Paru dans Scolaire le vendredi 07 avril 2023.

EvidenceB proposera, dès le mois de novembre prochain, des modules de rattrapage pour les élèves de seconde dont l'évaluation nationale aura montré les difficultés. Cette petite startup, qui a levé quelque 5,5 M€ en deux collectes de fonds, a obtenu le marché alors que des entreprises beaucoup plus importantes comme Hachette et Nathan étaient candidates. ToutEduc a rencontré l'un de ses fondateurs, ancien responsable du secteur éducation de Microsoft France.

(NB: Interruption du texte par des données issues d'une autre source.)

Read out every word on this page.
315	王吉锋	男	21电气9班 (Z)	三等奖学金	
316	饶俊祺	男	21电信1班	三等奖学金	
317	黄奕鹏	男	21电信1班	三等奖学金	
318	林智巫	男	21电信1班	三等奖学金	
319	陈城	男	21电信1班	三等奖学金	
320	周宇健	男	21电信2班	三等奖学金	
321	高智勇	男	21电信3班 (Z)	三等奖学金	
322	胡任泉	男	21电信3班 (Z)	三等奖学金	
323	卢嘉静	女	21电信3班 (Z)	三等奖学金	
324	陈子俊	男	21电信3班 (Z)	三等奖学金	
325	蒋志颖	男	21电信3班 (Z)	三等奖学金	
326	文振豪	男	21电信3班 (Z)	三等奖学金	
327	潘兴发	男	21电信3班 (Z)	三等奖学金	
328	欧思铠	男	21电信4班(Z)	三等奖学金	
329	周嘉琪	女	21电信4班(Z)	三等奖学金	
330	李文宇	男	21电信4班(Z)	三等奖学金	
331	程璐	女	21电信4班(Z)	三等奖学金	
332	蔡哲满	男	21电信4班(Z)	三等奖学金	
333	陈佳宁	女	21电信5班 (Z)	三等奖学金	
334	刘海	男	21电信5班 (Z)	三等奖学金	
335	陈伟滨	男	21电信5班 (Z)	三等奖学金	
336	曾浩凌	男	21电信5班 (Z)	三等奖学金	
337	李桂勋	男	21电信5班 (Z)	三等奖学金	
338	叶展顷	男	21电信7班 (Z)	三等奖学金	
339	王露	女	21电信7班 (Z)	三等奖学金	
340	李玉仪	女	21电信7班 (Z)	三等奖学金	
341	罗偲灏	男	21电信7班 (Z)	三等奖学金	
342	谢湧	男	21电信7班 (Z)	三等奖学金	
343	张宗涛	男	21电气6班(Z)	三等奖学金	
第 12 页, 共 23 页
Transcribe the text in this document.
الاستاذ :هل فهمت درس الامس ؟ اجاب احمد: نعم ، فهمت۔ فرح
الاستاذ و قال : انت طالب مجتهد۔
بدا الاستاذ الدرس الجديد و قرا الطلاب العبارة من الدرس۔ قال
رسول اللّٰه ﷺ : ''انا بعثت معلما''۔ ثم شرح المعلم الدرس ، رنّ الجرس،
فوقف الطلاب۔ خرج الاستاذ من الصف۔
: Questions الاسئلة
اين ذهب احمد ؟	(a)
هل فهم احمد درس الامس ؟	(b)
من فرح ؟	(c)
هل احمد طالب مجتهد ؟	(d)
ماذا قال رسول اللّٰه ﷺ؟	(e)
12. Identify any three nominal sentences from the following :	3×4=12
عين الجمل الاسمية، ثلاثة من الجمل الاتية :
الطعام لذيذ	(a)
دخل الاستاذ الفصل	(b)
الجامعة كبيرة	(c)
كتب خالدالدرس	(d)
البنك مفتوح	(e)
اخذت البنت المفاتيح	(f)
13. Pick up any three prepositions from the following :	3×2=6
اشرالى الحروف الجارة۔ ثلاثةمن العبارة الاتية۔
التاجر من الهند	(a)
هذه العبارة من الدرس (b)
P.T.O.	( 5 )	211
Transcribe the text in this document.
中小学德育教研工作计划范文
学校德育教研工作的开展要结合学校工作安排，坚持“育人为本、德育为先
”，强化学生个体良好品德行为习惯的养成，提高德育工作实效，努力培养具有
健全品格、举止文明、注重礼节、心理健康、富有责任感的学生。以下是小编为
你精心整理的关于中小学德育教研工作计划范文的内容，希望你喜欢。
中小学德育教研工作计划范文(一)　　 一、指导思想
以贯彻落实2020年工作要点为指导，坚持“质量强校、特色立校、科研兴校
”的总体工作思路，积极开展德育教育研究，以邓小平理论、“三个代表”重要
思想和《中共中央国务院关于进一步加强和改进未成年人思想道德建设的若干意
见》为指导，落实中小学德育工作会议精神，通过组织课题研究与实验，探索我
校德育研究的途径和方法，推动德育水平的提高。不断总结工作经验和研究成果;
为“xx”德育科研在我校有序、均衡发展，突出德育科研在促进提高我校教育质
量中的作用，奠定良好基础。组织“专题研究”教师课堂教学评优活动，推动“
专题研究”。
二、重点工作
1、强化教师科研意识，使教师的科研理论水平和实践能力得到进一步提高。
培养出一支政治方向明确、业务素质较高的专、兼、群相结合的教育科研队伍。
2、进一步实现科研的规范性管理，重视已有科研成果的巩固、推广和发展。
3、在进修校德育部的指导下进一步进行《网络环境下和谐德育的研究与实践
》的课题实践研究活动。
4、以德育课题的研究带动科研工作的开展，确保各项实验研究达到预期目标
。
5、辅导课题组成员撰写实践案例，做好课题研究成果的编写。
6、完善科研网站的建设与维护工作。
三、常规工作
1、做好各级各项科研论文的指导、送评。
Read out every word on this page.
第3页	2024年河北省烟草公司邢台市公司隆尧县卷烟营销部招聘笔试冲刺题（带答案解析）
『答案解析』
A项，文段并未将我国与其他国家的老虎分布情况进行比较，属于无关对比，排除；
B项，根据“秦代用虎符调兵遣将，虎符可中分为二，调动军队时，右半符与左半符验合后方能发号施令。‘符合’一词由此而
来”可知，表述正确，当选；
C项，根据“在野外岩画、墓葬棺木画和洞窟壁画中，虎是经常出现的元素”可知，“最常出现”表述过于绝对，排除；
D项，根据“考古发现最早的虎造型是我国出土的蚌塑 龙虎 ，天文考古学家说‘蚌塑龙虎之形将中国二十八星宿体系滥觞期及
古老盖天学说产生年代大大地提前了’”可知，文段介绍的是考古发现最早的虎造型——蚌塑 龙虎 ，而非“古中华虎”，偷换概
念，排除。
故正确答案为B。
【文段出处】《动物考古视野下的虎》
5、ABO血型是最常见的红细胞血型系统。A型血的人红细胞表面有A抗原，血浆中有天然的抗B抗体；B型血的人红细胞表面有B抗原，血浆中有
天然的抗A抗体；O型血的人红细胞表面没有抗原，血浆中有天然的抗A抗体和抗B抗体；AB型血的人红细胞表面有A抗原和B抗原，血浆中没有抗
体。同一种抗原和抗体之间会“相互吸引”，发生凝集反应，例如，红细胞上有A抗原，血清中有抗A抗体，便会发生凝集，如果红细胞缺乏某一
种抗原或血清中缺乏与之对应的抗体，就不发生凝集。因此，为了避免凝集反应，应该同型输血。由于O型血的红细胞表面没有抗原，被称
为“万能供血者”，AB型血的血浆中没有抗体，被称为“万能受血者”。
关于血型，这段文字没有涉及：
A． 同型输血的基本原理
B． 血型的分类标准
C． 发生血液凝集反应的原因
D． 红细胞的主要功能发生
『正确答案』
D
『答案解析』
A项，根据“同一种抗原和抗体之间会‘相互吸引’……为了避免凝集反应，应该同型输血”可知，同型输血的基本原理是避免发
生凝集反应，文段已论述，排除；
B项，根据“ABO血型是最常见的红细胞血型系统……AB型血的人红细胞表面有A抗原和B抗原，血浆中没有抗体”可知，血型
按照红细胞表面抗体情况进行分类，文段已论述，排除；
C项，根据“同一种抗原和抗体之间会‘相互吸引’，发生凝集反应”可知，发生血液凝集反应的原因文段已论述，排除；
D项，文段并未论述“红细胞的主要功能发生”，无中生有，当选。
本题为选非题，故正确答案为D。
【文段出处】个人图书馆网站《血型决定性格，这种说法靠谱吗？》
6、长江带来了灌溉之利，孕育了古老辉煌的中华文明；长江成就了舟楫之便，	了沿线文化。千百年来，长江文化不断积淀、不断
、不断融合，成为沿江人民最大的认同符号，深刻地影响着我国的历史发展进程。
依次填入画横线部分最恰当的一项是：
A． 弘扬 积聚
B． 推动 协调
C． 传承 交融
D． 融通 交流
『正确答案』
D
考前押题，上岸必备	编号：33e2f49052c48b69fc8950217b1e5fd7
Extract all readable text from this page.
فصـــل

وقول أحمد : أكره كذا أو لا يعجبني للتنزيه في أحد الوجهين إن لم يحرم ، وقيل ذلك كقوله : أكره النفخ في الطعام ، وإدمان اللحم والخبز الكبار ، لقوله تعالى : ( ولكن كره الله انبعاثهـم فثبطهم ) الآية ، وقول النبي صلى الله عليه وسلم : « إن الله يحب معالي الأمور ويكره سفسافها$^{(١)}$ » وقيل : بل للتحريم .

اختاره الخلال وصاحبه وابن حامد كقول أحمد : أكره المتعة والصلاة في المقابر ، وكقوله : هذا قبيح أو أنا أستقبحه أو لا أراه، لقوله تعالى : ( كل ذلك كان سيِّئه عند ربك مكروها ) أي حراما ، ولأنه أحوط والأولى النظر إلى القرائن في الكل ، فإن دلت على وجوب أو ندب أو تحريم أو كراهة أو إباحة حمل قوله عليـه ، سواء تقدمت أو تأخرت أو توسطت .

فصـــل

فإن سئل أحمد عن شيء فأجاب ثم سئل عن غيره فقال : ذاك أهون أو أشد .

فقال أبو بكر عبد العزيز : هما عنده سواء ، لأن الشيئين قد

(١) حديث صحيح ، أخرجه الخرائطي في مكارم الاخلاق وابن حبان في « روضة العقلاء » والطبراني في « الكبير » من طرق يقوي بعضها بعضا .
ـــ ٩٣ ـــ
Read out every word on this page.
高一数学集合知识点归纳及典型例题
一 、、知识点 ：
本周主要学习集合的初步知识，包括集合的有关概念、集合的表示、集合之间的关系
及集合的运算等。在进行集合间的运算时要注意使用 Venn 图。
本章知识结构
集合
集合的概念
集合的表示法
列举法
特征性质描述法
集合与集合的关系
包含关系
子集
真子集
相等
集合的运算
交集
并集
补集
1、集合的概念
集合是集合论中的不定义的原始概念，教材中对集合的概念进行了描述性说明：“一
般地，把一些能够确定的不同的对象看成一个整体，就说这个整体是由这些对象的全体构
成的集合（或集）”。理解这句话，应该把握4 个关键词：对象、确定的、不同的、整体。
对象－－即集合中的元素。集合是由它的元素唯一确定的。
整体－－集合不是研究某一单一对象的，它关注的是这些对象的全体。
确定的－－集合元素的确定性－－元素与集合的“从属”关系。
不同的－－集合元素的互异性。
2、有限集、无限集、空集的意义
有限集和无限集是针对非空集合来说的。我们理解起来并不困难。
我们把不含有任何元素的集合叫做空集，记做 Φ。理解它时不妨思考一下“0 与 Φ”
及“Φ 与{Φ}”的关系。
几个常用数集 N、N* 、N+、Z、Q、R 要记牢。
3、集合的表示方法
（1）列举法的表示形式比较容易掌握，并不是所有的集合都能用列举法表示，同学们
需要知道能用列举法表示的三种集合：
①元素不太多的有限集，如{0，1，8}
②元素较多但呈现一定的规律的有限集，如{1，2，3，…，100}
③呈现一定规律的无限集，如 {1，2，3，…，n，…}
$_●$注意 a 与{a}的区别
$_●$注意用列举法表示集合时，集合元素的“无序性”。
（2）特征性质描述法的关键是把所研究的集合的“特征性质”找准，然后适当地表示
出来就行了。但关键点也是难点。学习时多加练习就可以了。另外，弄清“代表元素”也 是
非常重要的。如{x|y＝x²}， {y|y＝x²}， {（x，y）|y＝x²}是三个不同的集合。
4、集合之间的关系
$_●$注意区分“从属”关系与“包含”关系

Thierry de Vulpillieres : Nous proposerons à ces élèves quelque 20 000 exercices organisés en 20 modules, selon quatre modes. Solo, l'élève reçoit un premier exercice permettant de pallier une difficulté repérée, puis, en fonction de sa réussite ou de son échec, un second exercice, puis un troisième. Duo, il est en binôme avec un de ses camarades, ils ne reçoivent pas nécessairement les mêmes exercices, mais ils peuvent dialoguer et s'entraider. Tuto, ils bénéficient de petits tutoriels qui leur apportent des explications complémentaires. Ateliers, ils travaillent à plusieurs. Pour cette dernière version, nous avons travaillé avec les associations pédagogiques, l'AFEF notamment pour tout ce qui est français et Animaths pour tout ce qui est algèbre et géométrie...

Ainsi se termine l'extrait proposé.